Par un mémoire en défense, enregistré le 28 février 2025, le préfet de la Haute-Garonne conclut au rejet de la requête.
Il fait valoir que :
- la requête est irrecevable dès lors que l’acte attaqué n’est pas produit au débat par la requérante dans son intégralité, la deuxième page du document produit ayant été rédigée par elle et contenant une retranscription tronquée de la motivation originelle ;
- le moyen tiré d’une méconnaissance du droit au respect de la vie privée et familiale est inopérant au soutien d’une demande d’annulation d’un refus d’admission au séjour en qualité d’étudiant ;
- les autres moyens de la requête ne sont pas fondés.
Mme B… a été admise au bénéfice de l’aide juridictionnelle totale par décision du 14 mai 2025.
Par ordonnance du 21 janvier 2025, la clôture de l’instruction a été fixée au 21 mai 2025 à 12 heures.
Vu les autres pièces du dossier ;
Vu :
- le code de l’entrée et du séjour des étrangers et du droit d’asile ;
- le code de justice administrative.
Le président de la formation de jugement a dispensé le rapporteur public, sur sa proposition, de prononcer des conclusions à l’audience.
Les parties ont été régulièrement averties du jour de l’audience.
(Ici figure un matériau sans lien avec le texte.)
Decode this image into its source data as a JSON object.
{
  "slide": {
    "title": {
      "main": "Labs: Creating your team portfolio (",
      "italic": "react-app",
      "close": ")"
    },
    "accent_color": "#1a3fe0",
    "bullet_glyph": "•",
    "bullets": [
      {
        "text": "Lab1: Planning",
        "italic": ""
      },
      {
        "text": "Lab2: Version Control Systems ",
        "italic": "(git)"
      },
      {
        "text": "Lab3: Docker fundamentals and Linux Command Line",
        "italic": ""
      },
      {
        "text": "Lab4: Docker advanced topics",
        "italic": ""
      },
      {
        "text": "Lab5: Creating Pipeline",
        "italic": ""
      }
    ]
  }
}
Le rapport de Mme Lejeune a été entendu au cours de l’audience publique.
Considérant ce qui suit :
Mme B…, née le 16 février 2005 à Taza (Maroc) et de nationalité marocaine, est entrée sur le territoire français pour la dernière fois le 17 septembre 2024 munie d’un passeport revêtu d’un visa de court séjour portant la mention « étudiant concours », délivré par les autorités consulaires compétentes, valable du 13 juin 2024 au 10 décembre 2024. Le 15 octobre 2024, Mme B… a sollicité son admission au séjour en France pour motif d’études, en faisant notamment valoir son inscription en troisième année de Bachelor « Chargé d’affaires en développement durable » au sein du Groupe GEMA-ESI Business School à Toulouse (Haute-Garonne). Sa demande a été examinée sur le fondement de l’article L. 422-1 du code de l’entrée et du séjour des étrangers et du droit d’asile. Par arrêté du 17 décembre 2024, le préfet de la Haute-Garonne a refusé d’admettre Mme B… au séjour et lui a fait obligation de quitter le territoire français dans le délai de trente jours, en fixant le pays de renvoi. Mme B… conteste cet arrêté devant le présent tribunal.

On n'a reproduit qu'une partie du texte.